Publié le, 24 octobre 2005 par

Par ABIBOU DIALLO, Rédacteur responsable questions africaines

Si Senghor, dés les années 80 a su régler sa succession il en fut tout autrement d’Houphouët Boigny. S’agrippant au pouvoir jusqu’à la mort, « le vieux » partit avec son époque et ouvrit une crise de succession dont on connaît fort bien la suite.

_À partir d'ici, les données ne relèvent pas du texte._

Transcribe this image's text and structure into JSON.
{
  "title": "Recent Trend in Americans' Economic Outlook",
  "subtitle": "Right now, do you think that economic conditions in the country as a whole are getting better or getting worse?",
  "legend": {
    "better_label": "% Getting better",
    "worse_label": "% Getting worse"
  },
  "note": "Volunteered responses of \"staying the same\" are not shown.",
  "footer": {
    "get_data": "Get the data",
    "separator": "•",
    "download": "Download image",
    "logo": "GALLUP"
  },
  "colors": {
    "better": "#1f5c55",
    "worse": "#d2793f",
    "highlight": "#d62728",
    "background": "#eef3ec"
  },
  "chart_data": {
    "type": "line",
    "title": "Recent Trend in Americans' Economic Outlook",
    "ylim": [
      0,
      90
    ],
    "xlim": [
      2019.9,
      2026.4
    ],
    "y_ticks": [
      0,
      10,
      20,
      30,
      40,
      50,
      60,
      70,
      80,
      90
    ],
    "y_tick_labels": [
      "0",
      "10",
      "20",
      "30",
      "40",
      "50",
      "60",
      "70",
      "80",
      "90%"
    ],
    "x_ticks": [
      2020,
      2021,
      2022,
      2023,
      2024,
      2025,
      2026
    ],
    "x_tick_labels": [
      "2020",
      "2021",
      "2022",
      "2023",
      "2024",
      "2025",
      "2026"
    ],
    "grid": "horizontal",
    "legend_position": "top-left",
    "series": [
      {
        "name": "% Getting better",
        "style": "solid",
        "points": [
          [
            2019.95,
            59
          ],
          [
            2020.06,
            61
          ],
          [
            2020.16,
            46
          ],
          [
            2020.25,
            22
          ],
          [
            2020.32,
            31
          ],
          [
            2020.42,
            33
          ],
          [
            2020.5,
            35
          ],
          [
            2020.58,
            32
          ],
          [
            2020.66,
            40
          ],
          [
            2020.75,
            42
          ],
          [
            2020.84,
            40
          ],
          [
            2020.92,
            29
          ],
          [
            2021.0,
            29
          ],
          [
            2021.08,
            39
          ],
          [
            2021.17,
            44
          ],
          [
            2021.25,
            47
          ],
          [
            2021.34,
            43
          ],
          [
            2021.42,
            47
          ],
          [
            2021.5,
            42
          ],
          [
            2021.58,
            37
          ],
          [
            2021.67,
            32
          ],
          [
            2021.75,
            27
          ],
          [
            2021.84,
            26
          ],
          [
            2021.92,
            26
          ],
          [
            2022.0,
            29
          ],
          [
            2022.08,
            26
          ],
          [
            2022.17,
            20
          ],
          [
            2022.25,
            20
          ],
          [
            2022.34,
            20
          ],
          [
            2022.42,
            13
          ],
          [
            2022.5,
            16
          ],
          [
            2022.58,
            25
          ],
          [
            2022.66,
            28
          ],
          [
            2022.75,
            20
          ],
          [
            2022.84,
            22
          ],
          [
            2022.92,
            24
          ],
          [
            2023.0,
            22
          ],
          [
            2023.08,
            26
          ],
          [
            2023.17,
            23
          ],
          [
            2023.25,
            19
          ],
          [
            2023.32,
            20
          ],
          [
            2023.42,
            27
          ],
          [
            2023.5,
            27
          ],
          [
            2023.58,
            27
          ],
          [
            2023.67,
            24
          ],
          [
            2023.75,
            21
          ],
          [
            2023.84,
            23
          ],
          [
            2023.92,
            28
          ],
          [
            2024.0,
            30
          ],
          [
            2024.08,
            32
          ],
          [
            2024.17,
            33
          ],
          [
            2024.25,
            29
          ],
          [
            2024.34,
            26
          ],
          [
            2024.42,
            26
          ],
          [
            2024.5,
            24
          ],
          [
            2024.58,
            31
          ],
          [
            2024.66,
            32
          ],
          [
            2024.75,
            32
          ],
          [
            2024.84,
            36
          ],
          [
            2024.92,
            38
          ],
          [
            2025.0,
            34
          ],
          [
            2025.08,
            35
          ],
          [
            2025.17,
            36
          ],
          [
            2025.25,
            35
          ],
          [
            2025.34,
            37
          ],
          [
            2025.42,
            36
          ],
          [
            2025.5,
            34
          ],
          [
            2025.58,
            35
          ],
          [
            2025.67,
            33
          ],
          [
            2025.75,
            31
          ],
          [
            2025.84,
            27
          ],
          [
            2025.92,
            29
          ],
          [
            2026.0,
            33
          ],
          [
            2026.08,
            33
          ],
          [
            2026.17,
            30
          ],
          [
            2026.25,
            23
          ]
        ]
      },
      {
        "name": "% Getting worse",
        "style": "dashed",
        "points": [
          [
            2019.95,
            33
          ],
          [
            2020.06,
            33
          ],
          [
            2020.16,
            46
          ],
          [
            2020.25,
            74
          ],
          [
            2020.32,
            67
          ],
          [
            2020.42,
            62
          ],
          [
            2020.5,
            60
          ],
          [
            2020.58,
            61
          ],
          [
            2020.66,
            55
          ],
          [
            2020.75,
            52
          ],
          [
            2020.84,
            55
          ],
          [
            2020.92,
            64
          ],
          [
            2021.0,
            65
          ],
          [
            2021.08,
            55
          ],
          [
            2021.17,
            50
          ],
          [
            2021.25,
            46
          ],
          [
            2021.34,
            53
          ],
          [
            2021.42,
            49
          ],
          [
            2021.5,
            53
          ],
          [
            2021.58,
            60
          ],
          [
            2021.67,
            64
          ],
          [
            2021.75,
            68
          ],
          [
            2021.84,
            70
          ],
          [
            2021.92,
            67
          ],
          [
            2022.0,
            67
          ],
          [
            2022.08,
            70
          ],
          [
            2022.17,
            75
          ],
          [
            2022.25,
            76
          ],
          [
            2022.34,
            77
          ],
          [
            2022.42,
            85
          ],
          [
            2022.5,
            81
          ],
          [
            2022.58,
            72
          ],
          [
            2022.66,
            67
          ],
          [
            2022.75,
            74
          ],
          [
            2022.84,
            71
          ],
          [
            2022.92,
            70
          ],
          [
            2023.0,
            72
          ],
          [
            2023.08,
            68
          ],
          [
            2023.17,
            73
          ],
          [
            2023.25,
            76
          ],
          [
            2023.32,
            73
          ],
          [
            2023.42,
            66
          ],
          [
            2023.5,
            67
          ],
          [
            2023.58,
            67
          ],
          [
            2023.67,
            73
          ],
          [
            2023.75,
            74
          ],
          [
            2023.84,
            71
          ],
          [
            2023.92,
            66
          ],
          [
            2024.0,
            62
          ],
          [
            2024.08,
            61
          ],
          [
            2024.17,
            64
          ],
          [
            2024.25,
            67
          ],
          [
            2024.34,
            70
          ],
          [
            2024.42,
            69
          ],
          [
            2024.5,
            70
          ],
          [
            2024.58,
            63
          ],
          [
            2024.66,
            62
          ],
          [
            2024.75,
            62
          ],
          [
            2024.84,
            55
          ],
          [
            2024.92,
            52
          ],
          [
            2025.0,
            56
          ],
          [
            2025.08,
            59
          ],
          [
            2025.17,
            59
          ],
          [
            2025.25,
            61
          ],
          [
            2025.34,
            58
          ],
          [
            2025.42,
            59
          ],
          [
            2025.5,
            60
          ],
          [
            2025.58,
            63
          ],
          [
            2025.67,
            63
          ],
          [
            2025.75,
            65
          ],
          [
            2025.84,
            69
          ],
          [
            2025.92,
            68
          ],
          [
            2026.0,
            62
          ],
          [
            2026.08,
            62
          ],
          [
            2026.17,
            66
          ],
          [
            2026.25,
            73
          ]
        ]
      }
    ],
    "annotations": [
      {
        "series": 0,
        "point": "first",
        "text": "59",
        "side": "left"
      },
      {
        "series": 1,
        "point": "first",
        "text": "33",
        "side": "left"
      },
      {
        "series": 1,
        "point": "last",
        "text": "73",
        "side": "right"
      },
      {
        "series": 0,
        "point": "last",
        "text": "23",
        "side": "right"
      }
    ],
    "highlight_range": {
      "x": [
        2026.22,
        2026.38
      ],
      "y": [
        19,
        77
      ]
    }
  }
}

Un mythe se brisait, à l’orée du nouveau millénaire, celui d’une stabilité structurelle de la Côte-d’Ivoire, qui allait connaître cinq coups de force en l’espace de douze mois : querelles de leadership, instabilité institutionnelle, putsch, clivage ethnique et clanique, division territoriale, etc.

D’une stabilité légendaire, la Côte - d’Ivoire est passée à une instabilité chronique ; de maillon fort du dispositif français, elle est devenue le maillon faible ; de locomotive économique de l’Afrique de l’Ouest, elle a hérité du statut de boulet humanitaire et social. Personne ne lui prédestinait un tel avenir !

Depuis lors, tous les regards se braquent sur le Sénégal. Ce pays risque-t il un jour de plonger dans un tel enfer ? Le Sénégal serait-il capable de naviguer sans chavirer dans la tourmente qui agite toute l’Afrique de l’Ouest ?

Sur le plan géopolitique, jamais le Sénégal n’a subi une aussi grande pression sécuritaire et déstabilisatrice de la part de ses voisins. A part le Mali, qui vaille que vaille maintient le cap contre vents et marées, tous les autres pays voisins sont fragiles et hautement explosifs. Au Nord, la Mauritanie sort d’un putsch militaire et a du mal à se débarrasser de l’épine islamiste et à éviter une fracture Nord-Sud. Au Sud, en dehors de l’équation casamançaise, la Guinée-Bissau, après des épisodes de soap opéras politiques, et le retour anecdotique de Nino Vieira au pouvoir, est incapable d’exorciser ses propres démons, encore moins de contrôler ses frontières et son armée.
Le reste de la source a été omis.